Playing for one's life
Music director of the Houston Symphony since the 2014-15 season, Orozco-Estrada has now taken it on European tour, beginning on Friday (09.03.2018) in Brussels and continuing on to Essen, Berlin, Warsaw, Vienna, Hamburg and Hanover before the final stop in Munich on March 19. With symphonies by Dvořák and Shostakovich – and various works by Leonard Bernstein – on the program, the musicians are joined by American violinist Hilary Hahn. At the concert in Brussels, she performed in Bernstein's Serenade after Plato's Symposium with a poise that counterbalanced Orozco-Estrada's emphatic conducting.
That emphasis led to a sound that seldom went under the level of mezzo-forte in Brussels' BOZAR Hall, but it also fits the 40-year-old Colombian's strategy of energizing the Houston Symphony after decades of central European discipline from his predecessors, the German Christoph Eschenbach and the Austrian Hans Graf. "Every concert can be different," says cellist Christopher French, describing the Orozco-Estrada era. "He'll throw us a curve, just to keep us on our toes."

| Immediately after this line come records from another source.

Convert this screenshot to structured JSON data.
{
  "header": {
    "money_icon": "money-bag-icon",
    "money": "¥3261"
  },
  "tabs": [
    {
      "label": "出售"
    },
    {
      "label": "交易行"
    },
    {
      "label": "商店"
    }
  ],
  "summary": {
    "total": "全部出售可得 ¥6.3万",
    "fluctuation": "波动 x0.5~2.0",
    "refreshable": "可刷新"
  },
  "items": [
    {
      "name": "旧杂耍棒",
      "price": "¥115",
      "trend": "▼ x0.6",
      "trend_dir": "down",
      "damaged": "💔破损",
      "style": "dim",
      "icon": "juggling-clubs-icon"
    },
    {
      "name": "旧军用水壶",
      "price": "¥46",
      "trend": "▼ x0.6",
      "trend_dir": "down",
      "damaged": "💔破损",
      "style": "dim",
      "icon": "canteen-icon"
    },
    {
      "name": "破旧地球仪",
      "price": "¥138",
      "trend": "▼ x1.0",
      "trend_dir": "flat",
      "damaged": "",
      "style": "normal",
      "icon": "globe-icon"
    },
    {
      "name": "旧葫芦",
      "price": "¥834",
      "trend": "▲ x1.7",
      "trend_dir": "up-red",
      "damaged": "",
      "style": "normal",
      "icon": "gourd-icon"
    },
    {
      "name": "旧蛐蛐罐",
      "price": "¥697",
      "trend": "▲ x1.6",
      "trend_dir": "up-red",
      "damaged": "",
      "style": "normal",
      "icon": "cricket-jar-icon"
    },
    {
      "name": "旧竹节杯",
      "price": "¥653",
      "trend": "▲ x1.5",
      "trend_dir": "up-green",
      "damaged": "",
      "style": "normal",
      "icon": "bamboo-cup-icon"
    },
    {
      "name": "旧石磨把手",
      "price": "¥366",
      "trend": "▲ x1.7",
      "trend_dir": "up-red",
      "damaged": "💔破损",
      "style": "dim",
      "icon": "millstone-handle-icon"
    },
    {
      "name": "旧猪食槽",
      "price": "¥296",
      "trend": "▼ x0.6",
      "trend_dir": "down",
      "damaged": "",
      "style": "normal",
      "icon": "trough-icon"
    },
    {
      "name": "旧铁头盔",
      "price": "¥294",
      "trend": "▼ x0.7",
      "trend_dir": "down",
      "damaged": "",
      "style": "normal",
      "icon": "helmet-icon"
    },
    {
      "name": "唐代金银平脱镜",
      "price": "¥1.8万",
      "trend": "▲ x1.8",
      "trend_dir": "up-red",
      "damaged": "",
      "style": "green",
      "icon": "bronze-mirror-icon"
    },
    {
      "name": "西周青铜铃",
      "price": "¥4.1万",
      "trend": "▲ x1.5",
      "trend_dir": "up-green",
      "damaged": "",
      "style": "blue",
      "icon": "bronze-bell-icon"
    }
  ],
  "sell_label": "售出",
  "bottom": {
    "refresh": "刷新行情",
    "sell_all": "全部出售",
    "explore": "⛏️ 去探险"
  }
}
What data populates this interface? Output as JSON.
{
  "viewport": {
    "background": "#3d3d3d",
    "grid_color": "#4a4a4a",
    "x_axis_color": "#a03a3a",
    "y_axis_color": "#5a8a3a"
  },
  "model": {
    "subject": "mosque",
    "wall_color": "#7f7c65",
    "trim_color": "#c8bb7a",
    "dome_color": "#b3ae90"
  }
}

Also the principal conductor of the Frankfurt Radio Symphony Orchestra, Orozco-Estrada does, in fact, conduct as though his life depended on it. "Every moment counts," he says, his convictions given further credibility by his personal biography. Growing up in Medellin, a city torn by the drug trade, he found respite from the violence in music lessons and later completed his studies in Vienna.
"Life can be strange," he says. "You can live in a beautiful city but at some point you walk through the street, see the buildings and don't notice that they are great pieces of art. It‘s the same with music. I think the goal and the challenge at the same time is to stay connected with the single, individual experience which is music. It's always alive, and it's always special."